Search code examples
htmlqtanchorhrefqwebkit

Get full href list from a QWebPage


I am trying to use a QWebPage (from QWebKit) to list all the href attributes from A tags with the full URL. At the moment, I do this:

QWebElementCollection collection = webPage->mainFrame()->findAllElements("a");
foreach (QWebElement element, collection)
{
    QString href = element.attribute("href");
    if (!href.isEmpty())
    {
        // Process
    }
}

But the problem is that href could be a full URL, just a page, a URL with / at the front, or a URL with ../ at the front. Is there a way to parse all these different URLs to produce the full URL in a QString or a QUrl?


Solution

  • QWebFrame has a function named baseUrl which will provide a QUrl object for helping you to resolve the urls in the page.

    With it you can call the resolved function with a separate QUrl (built from the href) to resolve the url. If the url is relative, it converts it to the resolved absolute url. If it isn't relative, it returns it with no modifications instead.
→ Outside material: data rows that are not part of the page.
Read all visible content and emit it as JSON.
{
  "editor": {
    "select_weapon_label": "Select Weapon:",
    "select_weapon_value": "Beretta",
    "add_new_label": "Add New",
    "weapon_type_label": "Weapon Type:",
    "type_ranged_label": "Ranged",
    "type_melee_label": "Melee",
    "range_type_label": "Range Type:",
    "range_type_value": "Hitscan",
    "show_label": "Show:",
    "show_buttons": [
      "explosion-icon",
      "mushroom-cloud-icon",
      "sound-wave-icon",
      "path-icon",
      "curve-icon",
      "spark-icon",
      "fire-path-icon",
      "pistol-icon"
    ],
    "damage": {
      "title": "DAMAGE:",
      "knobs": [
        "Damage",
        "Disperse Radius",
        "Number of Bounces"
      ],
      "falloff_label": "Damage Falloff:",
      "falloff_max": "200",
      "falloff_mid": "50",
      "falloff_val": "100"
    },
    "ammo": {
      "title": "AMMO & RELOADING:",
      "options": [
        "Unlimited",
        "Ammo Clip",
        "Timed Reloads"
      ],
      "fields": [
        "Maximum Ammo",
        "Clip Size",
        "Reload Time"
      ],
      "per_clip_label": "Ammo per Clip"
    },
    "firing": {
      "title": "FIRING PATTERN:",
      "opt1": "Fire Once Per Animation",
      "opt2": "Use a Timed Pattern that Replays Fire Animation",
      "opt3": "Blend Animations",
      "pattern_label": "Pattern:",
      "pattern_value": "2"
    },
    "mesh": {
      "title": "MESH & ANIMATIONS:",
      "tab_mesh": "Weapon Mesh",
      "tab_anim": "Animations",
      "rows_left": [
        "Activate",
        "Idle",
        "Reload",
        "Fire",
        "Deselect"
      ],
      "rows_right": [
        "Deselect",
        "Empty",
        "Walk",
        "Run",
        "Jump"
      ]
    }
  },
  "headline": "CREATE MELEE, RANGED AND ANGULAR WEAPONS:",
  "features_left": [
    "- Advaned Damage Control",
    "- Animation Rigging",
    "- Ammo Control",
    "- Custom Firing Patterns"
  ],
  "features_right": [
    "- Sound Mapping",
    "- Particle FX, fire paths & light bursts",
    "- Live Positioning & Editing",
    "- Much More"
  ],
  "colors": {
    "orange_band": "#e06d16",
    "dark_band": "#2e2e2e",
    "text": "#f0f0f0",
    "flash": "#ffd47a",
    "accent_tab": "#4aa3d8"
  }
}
    Here's an (untested) example based on the code you provided:

    QUrl baseUrl = webPage->mainFrame()->baseUrl();
    
    QWebElementCollection collection = webPage->mainFrame()->findAllElements("a");
    foreach (QWebElement element, collection)
    {
        QString href = element.attribute("href");
        if (!href.isEmpty())
        {
            QUrl relativeUrl(href);
    
            QUrl absoluteUrl = baseUrl.resolved(relativeUrl);
    
            // Process
        }
    }